I’ve been running AI models locally for a few months now, and it’s become one of the more useful things I’ve added to my projects. The main reason is simple: I don’t want to send sensitive or personal data to external servers if I don’t have to. Running models locally also removes delays and gives me more control over how things work.
One of the first times I tried this was when I wanted to predict energy usage patterns based on past data. Instead of sending everything to a cloud service, I trained a small model and ran it directly on my homelab. It worked well enough for my needs and didn’t require any internet connection after the model was set up.

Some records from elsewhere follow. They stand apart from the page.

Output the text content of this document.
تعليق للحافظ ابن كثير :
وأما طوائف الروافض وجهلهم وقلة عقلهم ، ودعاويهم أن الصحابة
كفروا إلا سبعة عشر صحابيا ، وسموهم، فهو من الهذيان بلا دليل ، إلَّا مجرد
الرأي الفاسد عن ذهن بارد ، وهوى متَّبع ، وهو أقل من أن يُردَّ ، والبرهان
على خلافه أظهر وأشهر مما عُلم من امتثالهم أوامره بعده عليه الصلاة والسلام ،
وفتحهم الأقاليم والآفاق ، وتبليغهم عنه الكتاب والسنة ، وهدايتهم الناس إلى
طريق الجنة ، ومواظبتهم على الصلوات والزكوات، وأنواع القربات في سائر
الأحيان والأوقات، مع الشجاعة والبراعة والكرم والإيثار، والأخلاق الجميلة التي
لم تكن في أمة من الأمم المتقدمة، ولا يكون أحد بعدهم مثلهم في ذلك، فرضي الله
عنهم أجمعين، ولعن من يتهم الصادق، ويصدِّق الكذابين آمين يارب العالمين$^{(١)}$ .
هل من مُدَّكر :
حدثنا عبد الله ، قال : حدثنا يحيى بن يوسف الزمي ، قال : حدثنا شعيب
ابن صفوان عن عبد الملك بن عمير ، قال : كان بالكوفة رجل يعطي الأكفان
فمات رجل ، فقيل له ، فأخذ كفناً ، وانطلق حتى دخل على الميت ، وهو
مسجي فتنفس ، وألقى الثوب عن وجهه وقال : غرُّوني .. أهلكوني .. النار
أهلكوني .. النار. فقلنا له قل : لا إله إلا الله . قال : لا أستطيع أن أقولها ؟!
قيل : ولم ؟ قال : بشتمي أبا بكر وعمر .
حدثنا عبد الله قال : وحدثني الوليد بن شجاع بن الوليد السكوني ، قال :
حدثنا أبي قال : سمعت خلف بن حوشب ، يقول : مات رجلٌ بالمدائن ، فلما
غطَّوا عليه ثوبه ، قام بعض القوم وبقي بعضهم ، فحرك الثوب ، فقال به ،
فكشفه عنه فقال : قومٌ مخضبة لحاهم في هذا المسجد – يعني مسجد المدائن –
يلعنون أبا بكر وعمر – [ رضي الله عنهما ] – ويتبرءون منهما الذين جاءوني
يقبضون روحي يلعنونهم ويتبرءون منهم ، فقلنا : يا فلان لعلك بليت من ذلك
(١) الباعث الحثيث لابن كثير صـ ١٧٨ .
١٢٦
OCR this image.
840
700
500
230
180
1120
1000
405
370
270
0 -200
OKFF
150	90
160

The biggest practical step was converting the model into ONNX format and running it with ONNX Runtime. This made it much easier to run on different devices without depending on a specific machine learning framework. Here’s a basic example of how I load and use the model:
import onnxruntime as ort
import numpy as np
# Load the model
session = ort.InferenceSession("energy_model.onnx")
# Prepare input data
input_data = np.array([[12.5, 8.2, 15.3, 9.8, 14.1]], dtype=np.float32)
# Run inference
outputs = session.run(None, {"input": input_data})
predicted = outputs[0].flatten()[0]
print(f"Predicted usage: {predicted:.2f}")
This approach is straightforward. Once the model is converted to ONNX, it runs efficiently even on smaller devices. I didn’t need to install heavy frameworks on every machine, which made deployment simpler. To make the model easier to use as a service, I also wrapped it in a small API using Flask and put everything inside a Docker container. This way, I could run the same setup on different machines without worrying about dependency issues. Here’s a simplified version of what that looked like:
from flask import Flask, request, jsonify
import onnxruntime as ort
import numpy as np
app = Flask(__name__)
session = ort.InferenceSession("energy_model.onnx")
@app.route("/predict", methods=["POST"])
def predict():
data = request.json
input_data = np.array([data["usage"]], dtype=np.float32)
outputs = session.run(None, {"input": input_data})
return jsonify({"predicted_usage": float(outputs[0].flatten()[0])})
if __name__ == "__main__":
app.run(host="0.0.0.0", port=5000)
Using Docker made it easy to move the service around and keep the environment consistent. It also made testing and updating the model simpler over time.
What I’ve found is that local AI works best when you keep the scope small. Instead of trying to run large, general-purpose models, focusing on one specific task usually gives better results with less effort. It also helps to start with a model that’s already been trained and then optimize it for local use, rather than training everything from scratch on limited hardware.
Running AI locally isn’t always faster or more accurate than cloud solutions, but it gives you more control and removes the need to send data outside your own devices. For many personal or internal projects, that trade-off is worth it.